San
Francisco Chronicle
31 December 2002
Field
study finds deformed frogs
UC Berkeley prof's research links pesticide to abnormalities
Carl
T. Hall, Chronicle Science Writer
The
most widely used pesticide in the United States appears to be causing
developmental defects in a common Midwestern frog, according to
a new study that has sparked a high-stakes debate over a chemical
long considered environmentally safe.
Led
by UC Berkeley biologist Tyrone B. Hayes, the study is the first
evidence from field studies to show a link between the controversial
weed killer, called atrazine, and health problems in a native species
of amphibian in the United States.
The
research, a summary of which appears today in the journal Nature,
is generating some fierce reactions from other scientists in the
field.
In
an unusual step, scientists on an industry-financed panel assembled
to asses the latest research issued a written challenge this week
to a longer version of Hayes' study appearing in the journal Environmental
Health Perspectives.
For
his part, Hayes said scientists who had been criticizing his work
were motivated in part by their own financial interests, because
many work as paid consultants or have had research financed by atrazine's
manufacturer, the Swiss agribusiness giant Syngenta.
Observers
say the battle may just be getting started and could seriously complicate
a federal regulatory review of atrazine's safety.
"This
is a classic scientific debate where the stakes are kind of high,"
said Richard Wenning, senior manager at Environ, a risk-assessment
consulting firm in Emeryville that has advised the Swiss company.
"Atrazine is such a huge product. So people are shooting at
each other."
WEED
KILLER WIDELY USED
Atrazine has been used commercially in the United States since the
late 1950s. In 1999, an estimated 80 million pounds were applied
to U.S. corn and soybean crops, as well as golf courses, orchards
and lawns.
A
long line of research suggests the chemical breaks down quickly
in the environment and posed no particular danger, when used properly,
to humans or animal health. Now, environmentalists are questioning
the consensus view that atrazine is safe. The U.S. Environmental
Protection Agency is reviewing the technical and regulatory issues.
Hayes,
an associate professor of integrative biology at UC Berkeley, first
gained wide attention in April when he reported laboratory findings
that atrazine could disrupt hormones and alter the sexual traits
of certain male frogs.
Citing
that evidence, Hayes said the popular farm chemical might be causing
some of the widely observed declines in U.S. amphibian populations.

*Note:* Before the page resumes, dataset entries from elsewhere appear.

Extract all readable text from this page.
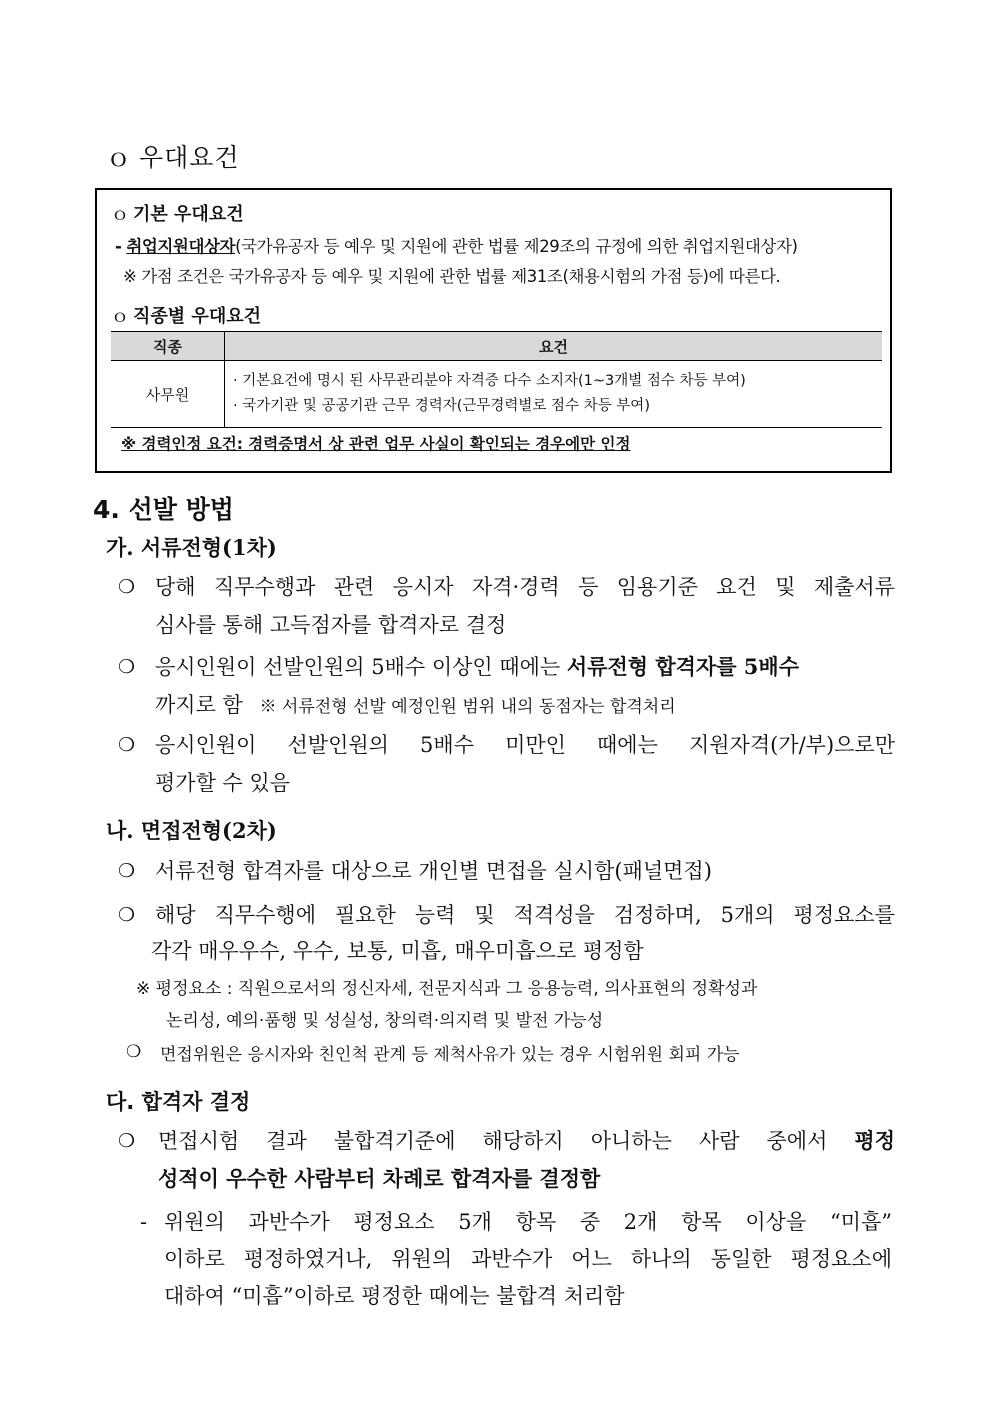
ｏ 우대요건
ｏ 기본 우대요건
- 취업지원대상자(국가유공자 등 예우 및 지원에 관한 법률 제29조의 규정에 의한 취업지원대상자)
※ 가점 조건은 국가유공자 등 예우 및 지원에 관한 법률 제31조(채용시험의 가점 등)에 따른다.
ｏ 직종별 우대요건
직종	요건
사무원	· 기본요건에 명시 된 사무관리분야 자격증 다수 소지자(1~3개별 점수 차등 부여)
· 국가기관 및 공공기관 근무 경력자(근무경력별로 점수 차등 부여)
※ 경력인정 요건: 경력증명서 상 관련 업무 사실이 확인되는 경우에만 인정
4. 선발 방법
가. 서류전형(1차)
❍ 당해 직무수행과 관련 응시자 자격·경력 등 임용기준 요건 및 제출서류
심사를 통해 고득점자를 합격자로 결정
❍ 응시인원이 선발인원의 5배수 이상인 때에는 서류전형 합격자를 5배수
까지로 함 ※ 서류전형 선발 예정인원 범위 내의 동점자는 합격처리
❍ 응시인원이 선발인원의 5배수 미만인 때에는 지원자격(가/부)으로만
평가할 수 있음
나. 면접전형(2차)
❍ 서류전형 합격자를 대상으로 개인별 면접을 실시함(패널면접)
❍ 해당 직무수행에 필요한 능력 및 적격성을 검정하며, 5개의 평정요소를
각각 매우우수, 우수, 보통, 미흡, 매우미흡으로 평정함
※ 평정요소 : 직원으로서의 정신자세, 전문지식과 그 응용능력, 의사표현의 정확성과
논리성, 예의·품행 및 성실성, 창의력·의지력 및 발전 가능성
❍ 면접위원은 응시자와 친인척 관계 등 제척사유가 있는 경우 시험위원 회피 가능
다. 합격자 결정
❍ 면접시험 결과 불합격기준에 해당하지 아니하는 사람 중에서 평정
성적이 우수한 사람부터 차례로 합격자를 결정함
- 위원의 과반수가 평정요소 5개 항목 중 2개 항목 이상을 “미흡”
이하로 평정하였거나, 위원의 과반수가 어느 하나의 동일한 평정요소에
대하여 “미흡”이하로 평정한 때에는 불합격 처리함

But other scientists noted that Hayes had only looked at one species
of African clawed frog, which is not native to North America.
In
the latest study, Hayes and colleagues went out into the field.
They drew a straight line on the map from Iowa to Utah, sampling
for atrazine levels in the environment and testing native leopard
frogs (Rana pipiens) taken from eight locations along the line.
The
researchers say they found high numbers of feminized male frogs
in watersheds even lightly contaminated with atrazine. In the most
extreme case, 92 percent of the male frogs had abnormal gonads in
water with just 0.1 part per billion of the farm chemical. The EPA
allows 3 parts per billion in drinking water.
Hayes
speculates that lower doses of the chemical may actually be more
harmful than higher doses. Heavy exposures may trigger biological
defenses, he said, that allow the frogs to adapt, and in some cases
thrive in watersheds contaminated with concentrated farm runoff.
This
makes it difficult to find a conclusive cause-and-effect pattern
in Hayes' data. Other scientists appear to be having difficulties
replicating the Berkeley scientist's experiments.
RESEARCH
CALLED PIONEERING
Some independent experts say Hayes deserves credit for pioneering
research into the role of chemicals in aquatic environments -- even
though his studies leave many important questions unanswered.
For
example, natural hermaphrodites have been identified in some species
of amphibians as early as the 1920s, decades before atrazine was
introduced. And there is no clear evidence yet to show that the
defects Hayes reported cause reproduction problems and population
declines.
"These
are preliminary papers that are setting the tone for other studies,"
said Andrew Blaustein, an ecologist at Oregon State University.
"This is a wake-up call, one of the early wake-up calls. But
his experiments are very well done and backed up with really good
field survey data."
But
biologist James A. Carr of Texas Tech University in Lubbock, Texas,
and others on the industry-financed panel raised "serious concerns"
about the Hayes study design and conclusions, including flawed statistical
analysis and "major inconsistencies in the data."
Asked
for comment on the latest study, a Syngenta spokeswoman said, "We
concur with the panel's opinions."
An
EPA official, who spoke on condition of anonymity, said the Hayes
study was being examined along with continuing, mostly unpublished
research at eight other universities. A special EPA science advisory
panel is being convened sometime next year to examine all the evidence.
"We're
in the middle of it," the EPA official said. "The Hayes
study isn't the only thing we are looking at."